In related developments:

• The Pentagon said more US commandos were deployed in southern Afghanistan to hunt for bin Laden, and a few hundred Americans are on the ground throughout the country.

• Refugees said 300 Taliban fighters were shot by their own side as they tried to surrender.

• In Kabul, TV, banned for five years under the Taliban, resumed broadcasting.

• Japan pledged to send up to 1,500 troops, several warships, and a small squadron of planes within days to support the US-led war in Afghanistan.

Four Western journalists, including two Reuters reporters, ambushed in Afghanistan were likely dead, Italian Foreign Minister Renato Ruggiero said. They were stopped by armed men along a road between the eastern city of Jalalabad and Kabul, the capital. Gunfire was heard after they were taken from their cars. They were traveling in a convoy of up to eight cars in an area that recently came under control of opposition forces. (Story, page 7.)
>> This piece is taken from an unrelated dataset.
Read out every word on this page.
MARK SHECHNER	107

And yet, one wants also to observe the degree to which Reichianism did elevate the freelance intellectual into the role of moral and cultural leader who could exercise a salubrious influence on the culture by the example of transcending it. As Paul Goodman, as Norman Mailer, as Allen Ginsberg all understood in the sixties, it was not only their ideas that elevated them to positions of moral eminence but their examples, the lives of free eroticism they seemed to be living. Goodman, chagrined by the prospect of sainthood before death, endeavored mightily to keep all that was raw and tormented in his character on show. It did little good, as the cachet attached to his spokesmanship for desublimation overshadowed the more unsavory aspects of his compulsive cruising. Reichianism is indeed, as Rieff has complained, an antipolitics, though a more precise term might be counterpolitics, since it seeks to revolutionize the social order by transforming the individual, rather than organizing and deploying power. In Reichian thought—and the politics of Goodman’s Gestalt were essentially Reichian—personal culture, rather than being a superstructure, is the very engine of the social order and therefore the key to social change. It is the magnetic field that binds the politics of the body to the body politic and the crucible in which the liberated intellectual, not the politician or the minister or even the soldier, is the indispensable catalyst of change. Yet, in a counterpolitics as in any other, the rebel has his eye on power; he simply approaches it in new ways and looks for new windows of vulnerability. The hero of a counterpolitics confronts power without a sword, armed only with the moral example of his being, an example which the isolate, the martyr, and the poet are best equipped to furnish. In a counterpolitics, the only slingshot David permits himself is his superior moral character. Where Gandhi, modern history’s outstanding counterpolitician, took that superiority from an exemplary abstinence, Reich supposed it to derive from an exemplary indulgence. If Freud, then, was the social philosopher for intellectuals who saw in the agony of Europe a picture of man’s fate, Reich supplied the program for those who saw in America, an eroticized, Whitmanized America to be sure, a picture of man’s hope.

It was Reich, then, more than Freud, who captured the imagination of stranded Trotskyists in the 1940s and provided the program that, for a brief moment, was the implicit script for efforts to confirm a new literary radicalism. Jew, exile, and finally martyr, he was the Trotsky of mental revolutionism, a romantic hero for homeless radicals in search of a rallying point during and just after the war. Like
The US accused Iraq, North Korea, Libya, Sudan, and possibly Iran and Syria of running germ warfare programs despite a 1972 international treaty banning biological weapons. Speaking in Geneva to 144 nations that back the treaty, Undersecretary for Arms Control John Bolton refused to say whether any may be helping Osama bin Laden attain such weapons.

Bulgaria's new Socialist president Georgi Parvanov pledged to work toward winning the country membership in the European Union and NATO, after incumbent president Petar Stoyanov conceded defeat in a close runoff election in which Parvanov (above) won 53.3 percent of the vote, initial results showed. The presidency is largely a ceremonial position, but the office carries veto power. Parvanov's win reflects a demand for change among Bulgarians after 12 years of economic hardship following the fall of communism.

Hundreds of former Muslim rebels staged an uprising on a southern Philippines island, reneging on a 1996 peace deal with the government. Disgruntled over aspects of the deal, rebels attacked an army camp. Four soldiers died and 27 others, including a colonel, were wounded; 51 rebels were killed.

Israeli tanks firing machine guns drove into Palestinian territory near Beit Hanoun in the northern Gaza Strip, witnesses said, a day after two Palestinian policemen were killed and a US private school damaged by Israeli tank fire.